The abbe de Ganges was one of those men who have great mastery over
themselves: from the moment when he saw that his interest, nay, the
very safety of his life required it, he concealed with extreme care
whatever bad passions existed within him, and only allowed his good
qualities to appear.  He was a tutor who supervised the heart as
sharply as the mind, and succeeded in making of his pupil a prince so
accomplished in both respects, that the Count of Lippe, making use of
such wisdom and such knowledge, began to consult the tutor upon all
matters of State, so that in course of time the so-called
Lamartelliere, without holding any public office, had become the soul
of the little principality.

The countess had a young relation living with her, who though without
fortune was of a great family, and for whom the countess had a deep
affection; it did not escape her notice that her son's tutor had
inspired this poor young girl with warmer feelings than became her
high station, and that the false Lamartelliere, emboldened by his own
growing credit, had done all he could to arouse and keep up these
feelings.  The countess sent for her cousin, and having drawn from
her a confession of her love, said that she herself had indeed a
great regard for her son's governor, whom she and her husband
intended to reward with pensions and with posts for the services he
had rendered to their family and to the State, but that it was too
lofty an ambition for a man whose name was Lamartelliere, and who had
no relations nor family that could be owned, to aspire to the hand of
a girl who was related to a royal house; and that though she did not
require that the man who married her cousin should be a Bourbon, a
Montmorency, or a Rohan, she did at least desire that he should be
somebody, though it were but a gentleman of Gascony or Poitou.
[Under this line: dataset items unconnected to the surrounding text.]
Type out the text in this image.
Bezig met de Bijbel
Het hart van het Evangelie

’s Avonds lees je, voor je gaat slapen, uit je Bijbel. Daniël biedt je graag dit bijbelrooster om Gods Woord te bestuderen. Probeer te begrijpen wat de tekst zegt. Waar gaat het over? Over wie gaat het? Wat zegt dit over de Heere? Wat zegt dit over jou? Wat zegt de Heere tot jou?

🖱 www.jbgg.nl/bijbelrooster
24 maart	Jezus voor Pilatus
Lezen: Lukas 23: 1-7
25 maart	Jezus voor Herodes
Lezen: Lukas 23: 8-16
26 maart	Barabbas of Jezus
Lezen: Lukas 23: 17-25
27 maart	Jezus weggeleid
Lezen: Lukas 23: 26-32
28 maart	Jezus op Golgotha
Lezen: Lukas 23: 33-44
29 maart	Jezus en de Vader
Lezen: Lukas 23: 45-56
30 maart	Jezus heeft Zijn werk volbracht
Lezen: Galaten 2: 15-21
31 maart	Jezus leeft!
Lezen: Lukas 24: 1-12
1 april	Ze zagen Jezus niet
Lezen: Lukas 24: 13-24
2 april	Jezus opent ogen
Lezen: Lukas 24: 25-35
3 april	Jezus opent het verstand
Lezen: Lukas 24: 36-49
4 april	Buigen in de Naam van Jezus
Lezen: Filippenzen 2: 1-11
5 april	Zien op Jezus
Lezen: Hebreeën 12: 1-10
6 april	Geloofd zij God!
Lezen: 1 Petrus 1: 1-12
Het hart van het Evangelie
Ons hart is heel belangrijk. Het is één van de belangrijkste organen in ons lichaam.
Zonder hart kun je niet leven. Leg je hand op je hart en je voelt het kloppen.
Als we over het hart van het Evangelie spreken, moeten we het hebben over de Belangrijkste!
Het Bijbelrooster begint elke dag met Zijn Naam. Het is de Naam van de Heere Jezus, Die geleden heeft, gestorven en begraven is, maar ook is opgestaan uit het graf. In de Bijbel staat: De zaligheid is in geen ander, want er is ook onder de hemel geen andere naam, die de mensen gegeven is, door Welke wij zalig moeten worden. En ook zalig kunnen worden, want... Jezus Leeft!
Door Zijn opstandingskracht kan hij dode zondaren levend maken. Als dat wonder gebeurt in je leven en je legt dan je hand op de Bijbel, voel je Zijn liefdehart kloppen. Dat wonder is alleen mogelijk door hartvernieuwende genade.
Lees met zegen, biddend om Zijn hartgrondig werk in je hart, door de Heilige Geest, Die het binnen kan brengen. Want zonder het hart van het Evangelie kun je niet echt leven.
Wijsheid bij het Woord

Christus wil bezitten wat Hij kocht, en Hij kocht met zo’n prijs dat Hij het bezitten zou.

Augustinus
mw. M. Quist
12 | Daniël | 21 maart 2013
The Countess of Lippe's young kinswoman went and repeated this
answer, word for word, to her lover, expecting him to be overwhelmed
by it; but, on the contrary, he replied that if his birth was the
only obstacle that opposed their union, there might be means to
remove it.  In fact, the abbe, having spent eight years at the
prince's court, amid the strongest testimonies of confidence and
esteem, thought himself sure enough of the prince's goodwill to
venture upon the avowal of his real name.
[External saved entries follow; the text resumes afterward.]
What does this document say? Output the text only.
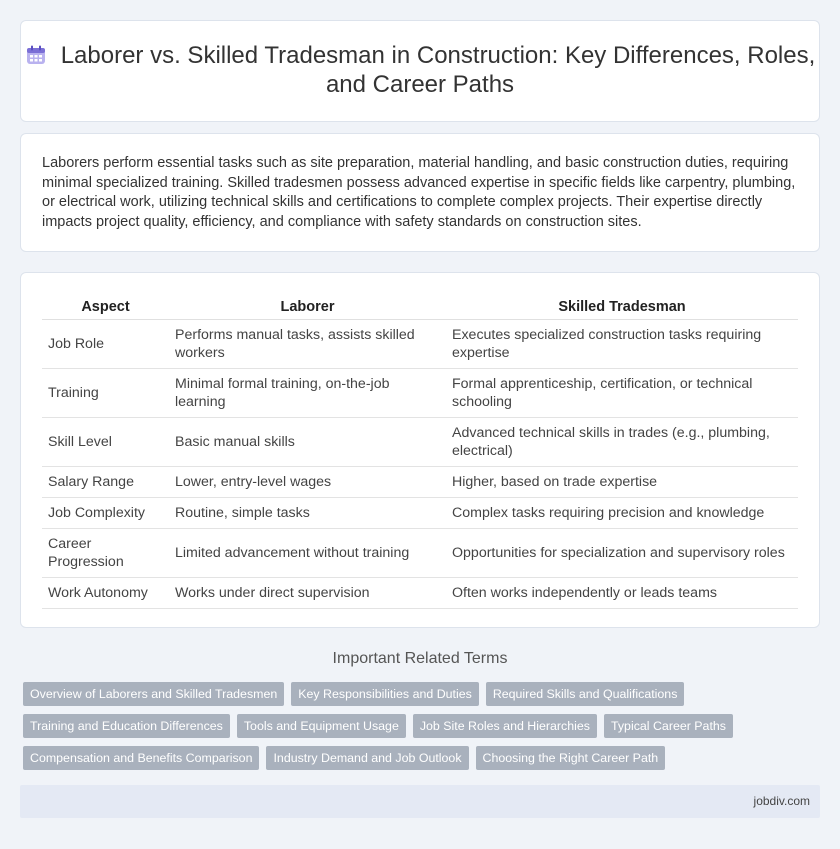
Laborer vs. Skilled Tradesman in Construction: Key Differences, Roles, and Career Paths

Laborers perform essential tasks such as site preparation, material handling, and basic construction duties, requiring minimal specialized training. Skilled tradesmen possess advanced expertise in specific fields like carpentry, plumbing, or electrical work, utilizing technical skills and certifications to complete complex projects. Their expertise directly impacts project quality, efficiency, and compliance with safety standards on construction sites.

Aspect	Laborer	Skilled Tradesman
Job Role	Performs manual tasks, assists skilled workers	Executes specialized construction tasks requiring expertise
Training	Minimal formal training, on-the-job learning	Formal apprenticeship, certification, or technical schooling
Skill Level	Basic manual skills	Advanced technical skills in trades (e.g., plumbing, electrical)
Salary Range	Lower, entry-level wages	Higher, based on trade expertise
Job Complexity	Routine, simple tasks	Complex tasks requiring precision and knowledge
Career Progression	Limited advancement without training	Opportunities for specialization and supervisory roles
Work Autonomy	Works under direct supervision	Often works independently or leads teams
Important Related Terms
Overview of Laborers and Skilled Tradesmen	Key Responsibilities and Duties	Required Skills and Qualifications
Training and Education Differences	Tools and Equipment Usage	Job Site Roles and Hierarchies	Typical Career Paths
Compensation and Benefits Comparison	Industry Demand and Job Outlook	Choosing the Right Career Path
jobdiv.com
He therefore asked an audience of the countess, who immediately
granted it.  Bowing to her respectfully, he said, "Madame, I had
flattered myself that your Highness honoured me with your esteem, and
yet you now oppose my happiness: your Highness's relative is willing
to accept me as a husband, and the prince your son authorises my
wishes and pardons my boldness; what have I done to you, madame, that
you alone should be against me? and with what can you reproach me
during the eight years that I have had the honour of serving your
Highness?"

"I have nothing to reproach you with, monsieur," replied the
countess: "but I do not wish to incur reproach on my own part by
permitting such a marriage: I thought you too sensible and reasonable
a man to need reminding that, while you confined yourself to suitable
requests and moderate ambitions, you had reason to be pleased with
our gratitude.  Do you ask that your salary shall be doubled?  The
thing is easy.  Do you desire important posts?  They shall be given
you; but do not, sir, so far forget yourself as to aspire to an
alliance that you cannot flatter yourself with a hope of ever
attaining."

"But, madame," returned the petitioner, "who told you that my birth
was so obscure as to debar me from all hope of obtaining your
consent?"

"Why, you yourself, monsieur, I think," answered the countess in
astonishment; "or if you did not say so, your name said so for you."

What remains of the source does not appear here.